When you look at Kane now, it’s easy to forget the first opportunity he was given by Sherwood. Were it not for that chance, could he have been another Chalobah, farmed out on loan to six different clubs before being sold on?

Going out on loan isn't necessarily the panacea for a young player. At every new club they'll have a new manager, new team-mates and, as a temporary visitor, their own development will not be paramount.

As Jenas says, Kane was hardly pulling up trees during any of his loan spells, at Leyton Orient, Millwall, Norwich or Leicester. Once he got a run at Spurs, under Sherwood and then Pochettino, he developed and progressed very quickly as part of a stable, improving team.

McGleish continued to watch him closely and says: “I'm sure he's the same height, but just his presence in his chest and in his shoulders makes him look that much bigger. And that comes from playing, from thinking, 'Hello, I'm getting pushed off the ball a lot here, I better do something about it.'”

Now Spurs have a player who is conservatively valued at £100m and can spearhead their challenge for the title this season. Their fans have a world-class player about whom they can sing ‘he’s one of our own’. England, too, have a player capable of leading the line for a next decade.

At other clubs, you sometimes wonder what a young player has to do to get a chance. Sancho, the player of the tournament at the Euro Under-17s, couldn’t get into a single matchday squad at City before deciding to leave for Borussia Dortmund.
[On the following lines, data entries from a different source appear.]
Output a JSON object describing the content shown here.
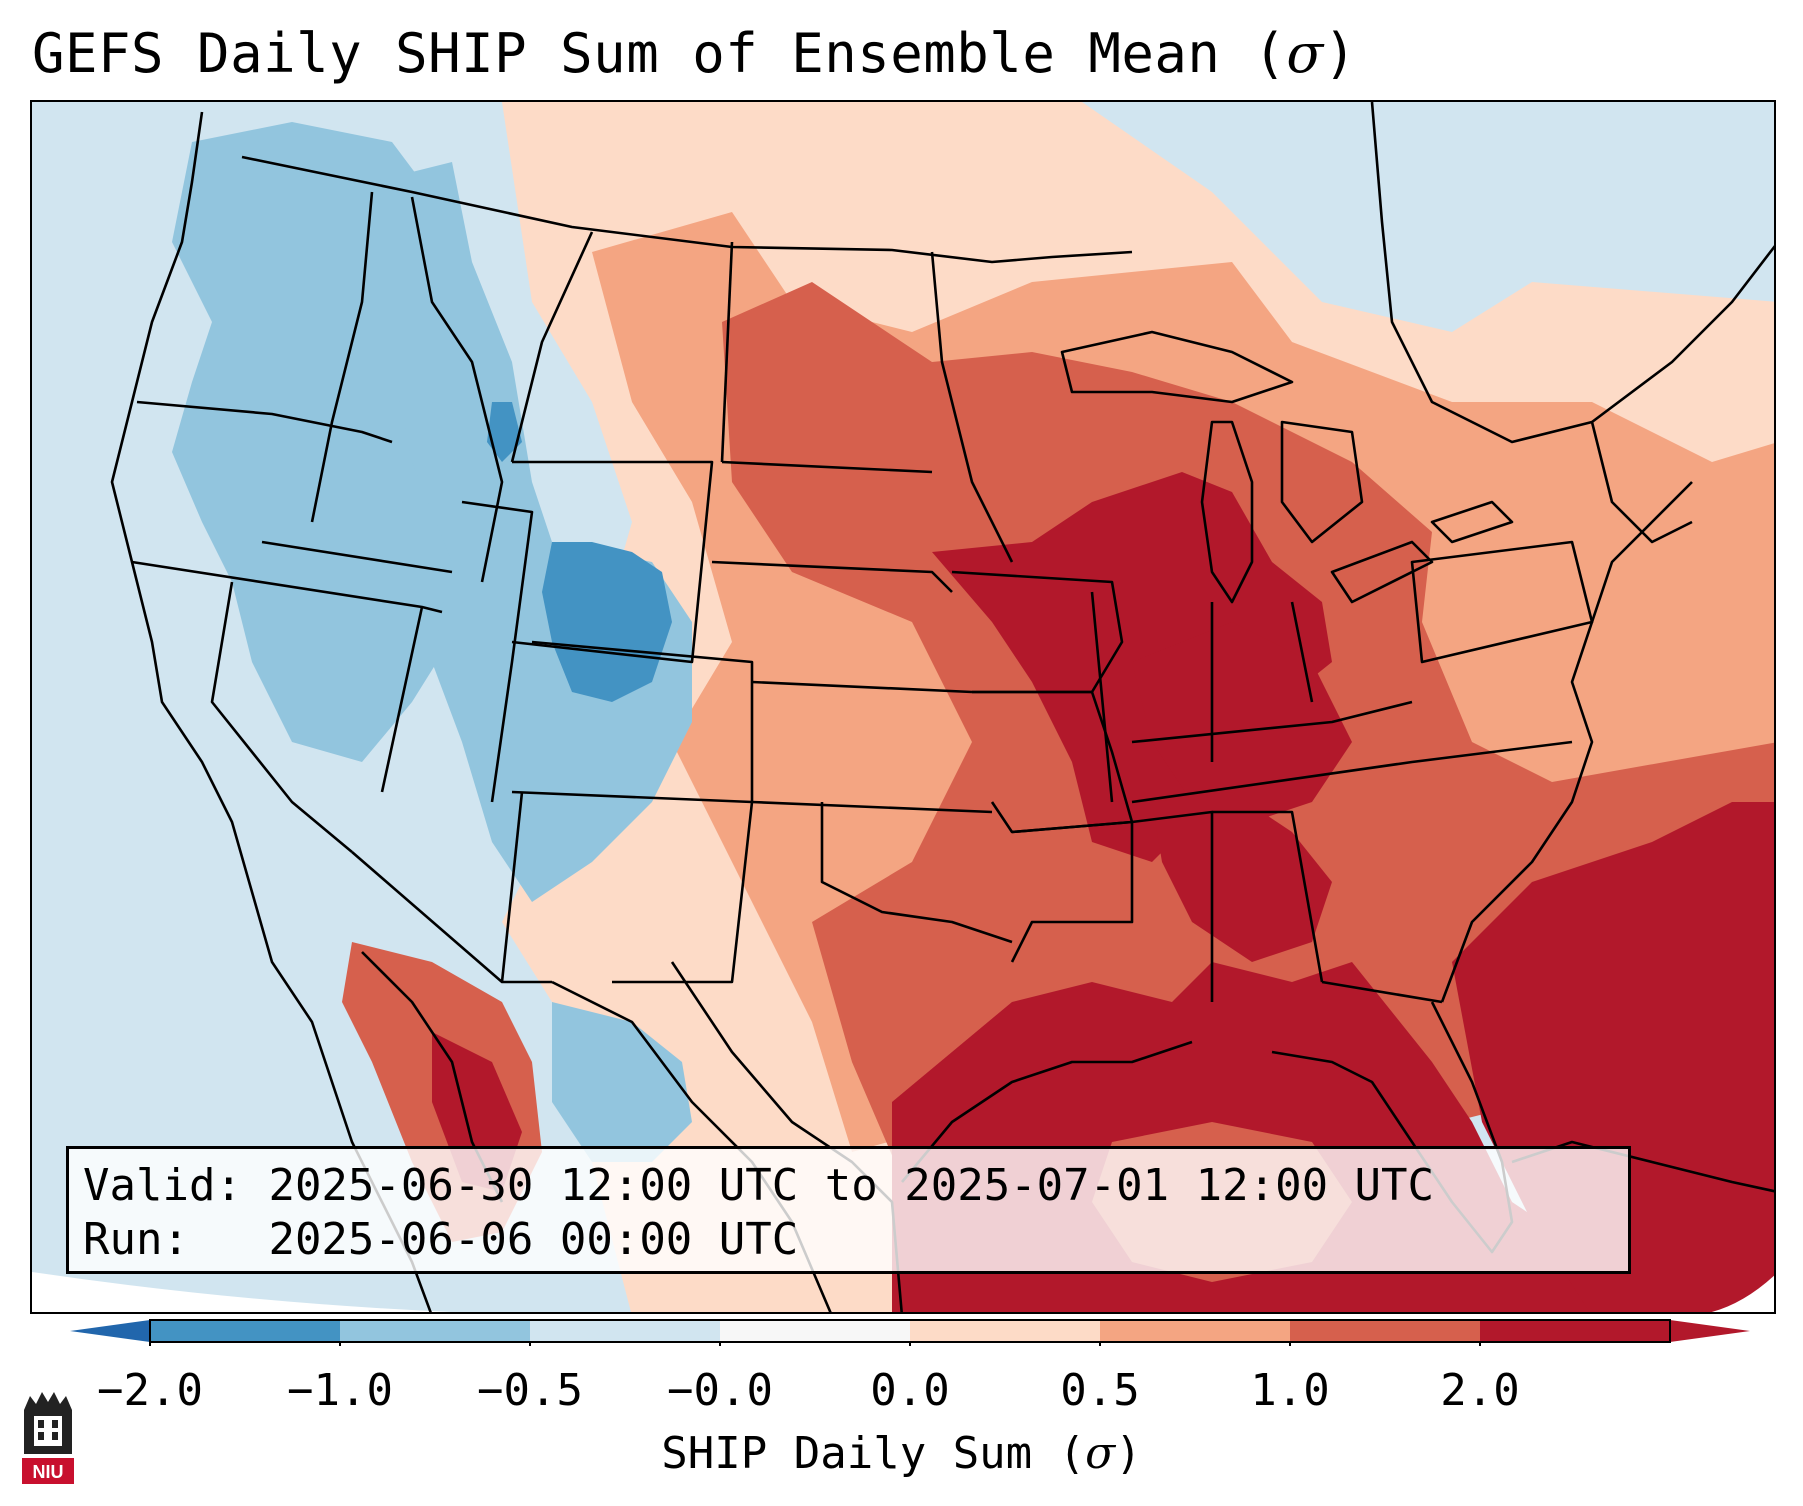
{
  "title": {
    "prefix": "GEFS Daily SHIP Sum of Ensemble Mean (",
    "symbol": "σ",
    "suffix": ")"
  },
  "info": {
    "valid_label": "Valid:",
    "valid_value": "2025-06-30 12:00 UTC to 2025-07-01 12:00 UTC",
    "run_label": "Run:  ",
    "run_value": "2025-06-06 00:00 UTC"
  },
  "colorbar": {
    "label_prefix": "SHIP Daily Sum (",
    "label_symbol": "σ",
    "label_suffix": ")",
    "ticks": [
      "−2.0",
      "−1.0",
      "−0.5",
      "−0.0",
      "0.0",
      "0.5",
      "1.0",
      "2.0"
    ],
    "colors": [
      "#4393c3",
      "#92c5de",
      "#d1e5f0",
      "#f7f7f7",
      "#fddbc7",
      "#f4a582",
      "#d6604d",
      "#b2182b"
    ],
    "extend_low_color": "#2166ac",
    "extend_high_color": "#b2182b"
  },
  "logo": {
    "text": "NIU"
  },
  "map_regions": [
    {
      "name": "region-pacific-northwest",
      "level": "below-1.0"
    },
    {
      "name": "region-colorado",
      "level": "below-2.0"
    },
    {
      "name": "region-upper-midwest",
      "level": "above-1.0"
    },
    {
      "name": "region-gulf-of-mexico",
      "level": "above-2.0"
    },
    {
      "name": "region-southeast-atlantic",
      "level": "above-2.0"
    }
  ]
}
Chelsea won the FA Youth Cup in 2010, 2012, 2014, 2015, 2016 and 2017, as well as the Champions League in 2015 and 2016, but did not give a single Academy player a debut last season.

Arsene Wenger has said: “If I play a young central defender of 20 years old I know he will cost me points in the season and I have to stand up for that. If I play a 28 year old centre back, maybe less talented, he will cost me less points but I will not give a chance to a young player.

“As a manager, sometimes you feel lonely to stand up there and say, ‘no, I want this boy to play because he deserves it.’”

A senior figure at the Premier League told me there is now no doubt about the quality of the players being produced by the Academies, but lack of opportunity is still the major concern.

The final word here will go to Michael Mancienne, 29, who made only four appearances for Chelsea before being sold to Hamburg in 2011.

“The big thing I noticed in Germany is that teams would rather push through a youngster with potential than make a signing,” he said. “That is why their national team does so well and, maybe, why England doesn’t.”